Greenfield note avec amertume cette situation effectivement surréaliste où l’on se déchire à belles dents à Washington D.C. sur la folie hystérique du Russiagate tandis que Brown va paisiblement parler avec Xi, alors que la Chine est autant un ennemi potentiel que la Russie, si l’on s’en tient à la logique des bellicistes qui jacassent au Pentagone et dans les think tanks. Et plus encore, il y a ceci : officiellement, à ce qu’on dit, les USA sont quasiment en guerre avec la Corée du Nord alors que la Chine ne veut surtout pas entendre parler d’un conflit de cette sorte... Le Chinagate de Brown vaut bien sinon bien plus en gravité que le Russiagate de Trump, d’autant que le premier existe tandis que le second n’existe pas.
...Mais Washington D.C. s’en fout. Tyler, de ZeroHedge.com, le notait hier, à propos des réactions furieuses de l’Allemagne et de l’UE suite aux sanctions antirusses votées par le Sénat : « Ce que [la ministre allemande de l’économie] semble ne pas comprendre, c’est que pour les USA, – dans tous les cas pour la vaste majorité des médias, – la seule chose qui compte aujourd’hui c’est la narrative antirusse, et le Congrès fera n’importe quoi pour qu’elle se poursuive. Si cela signifie entraîner des pertes sensibles pour une poignée d’“alliés”, eh bien qu’il en soit ainsi ; il faut bien vendre les journaux, après tout... »
Cela suggère une bonne transition pour le second aspect que je voudrais aborder avec le texte du Greenfield, qui me tombe sous la main et retient évidemment mon attention, dix jours après sa parution, si loin dans le temps alors que le temps se contracte si vite. Il est vrai que le Russiagate retient toute notre attention et nous fait ignorer dans l’immédiat des choses importantes... Mais qu’importe, car nous savons bien, je sais bien moi-même que ces choses importantes se passent ; je suis même très stupéfait, à chaque occasion, et chaque fois la stupéfaction renouvelée, de mesurer à quelle vitesse elles se passent ; et ainsi peut-on effectivement tenir pour juste et fondée cette hypothèse que ces choses importantes se passent alors qu’elles ont disparu de notre embrassement des choses (“de notre écran-radar” si vous voulez, mais cela sonne moins bien).
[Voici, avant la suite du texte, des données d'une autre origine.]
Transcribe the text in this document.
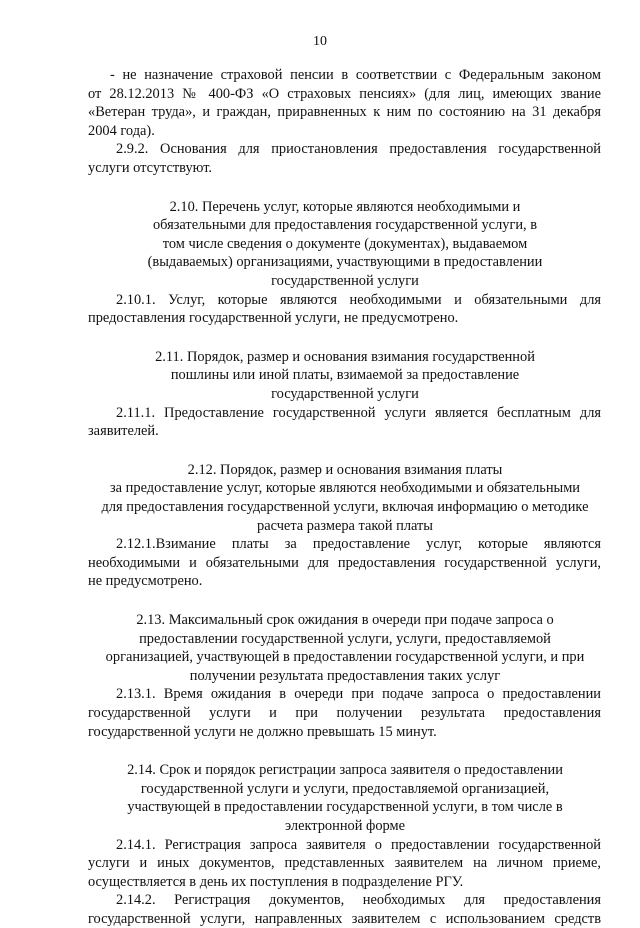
10
- не назначение страховой пенсии в соответствии с Федеральным законом
от 28.12.2013 № 400-ФЗ «О страховых пенсиях» (для лиц, имеющих звание
«Ветеран труда», и граждан, приравненных к ним по состоянию на 31 декабря
2004 года).
2.9.2. Основания для приостановления предоставления государственной
услуги отсутствуют.
2.10. Перечень услуг, которые являются необходимыми и
обязательными для предоставления государственной услуги, в
том числе сведения о документе (документах), выдаваемом
(выдаваемых) организациями, участвующими в предоставлении
государственной услуги
2.10.1. Услуг, которые являются необходимыми и обязательными для
предоставления государственной услуги, не предусмотрено.
2.11. Порядок, размер и основания взимания государственной
пошлины или иной платы, взимаемой за предоставление
государственной услуги
2.11.1. Предоставление государственной услуги является бесплатным для
заявителей.
2.12. Порядок, размер и основания взимания платы
за предоставление услуг, которые являются необходимыми и обязательными
для предоставления государственной услуги, включая информацию о методике
расчета размера такой платы
2.12.1.Взимание платы за предоставление услуг, которые являются
необходимыми и обязательными для предоставления государственной услуги,
не предусмотрено.
2.13. Максимальный срок ожидания в очереди при подаче запроса о
предоставлении государственной услуги, услуги, предоставляемой
организацией, участвующей в предоставлении государственной услуги, и при
получении результата предоставления таких услуг
2.13.1. Время ожидания в очереди при подаче запроса о предоставлении
государственной услуги и при получении результата предоставления
государственной услуги не должно превышать 15 минут.
2.14. Срок и порядок регистрации запроса заявителя о предоставлении
государственной услуги и услуги, предоставляемой организацией,
участвующей в предоставлении государственной услуги, в том числе в
электронной форме
2.14.1. Регистрация запроса заявителя о предоставлении государственной
услуги и иных документов, представленных заявителем на личном приеме,
осуществляется в день их поступления в подразделение РГУ.
2.14.2. Регистрация документов, необходимых для предоставления
государственной услуги, направленных заявителем с использованием средств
Il y a là un principe de certitude au milieu de cet emballement d’incertitude qui est dû au déchaînement des “valeurs” telles que le Système les a machinées et transformées, conformément à l’exigence diabolique qui le constitue et l’oriente, et ces “valeurs“ étant désormais toutes productrices de déconstruction. On pourrait même parler de vertu à leur propos, bien qu’elles soient évidemment d’influence diabolique ; car le Diable est stupide, comme l’on sait selon notre devise (« On dit même que le diable, quand il veut, est fort bon théologien; il est vrai, pourtant, qu’il ne peut s'empêcher de laisser échapper toujours quelque sottise, qui est comme sa signature...» [Guénon]).
“Il est vrai [également] que le Russiagate retient toute notre attention” non pour vendre du papier mais parce que son importance est fondamentale, bien qu’il s’agisse d’un simulacre et que tout ce qui s’y dit et ce qui se fait à son propos est vain et infécond ; car il est fondamental que le Système déchaîne toute sa surpuissance à propos de quelque chose qui est “vain et infécond”, et il importe de suivre avec la plus grande attention la déconstruction, c’est-à-dire la déstructuration et la dissolution du Système par lui-même.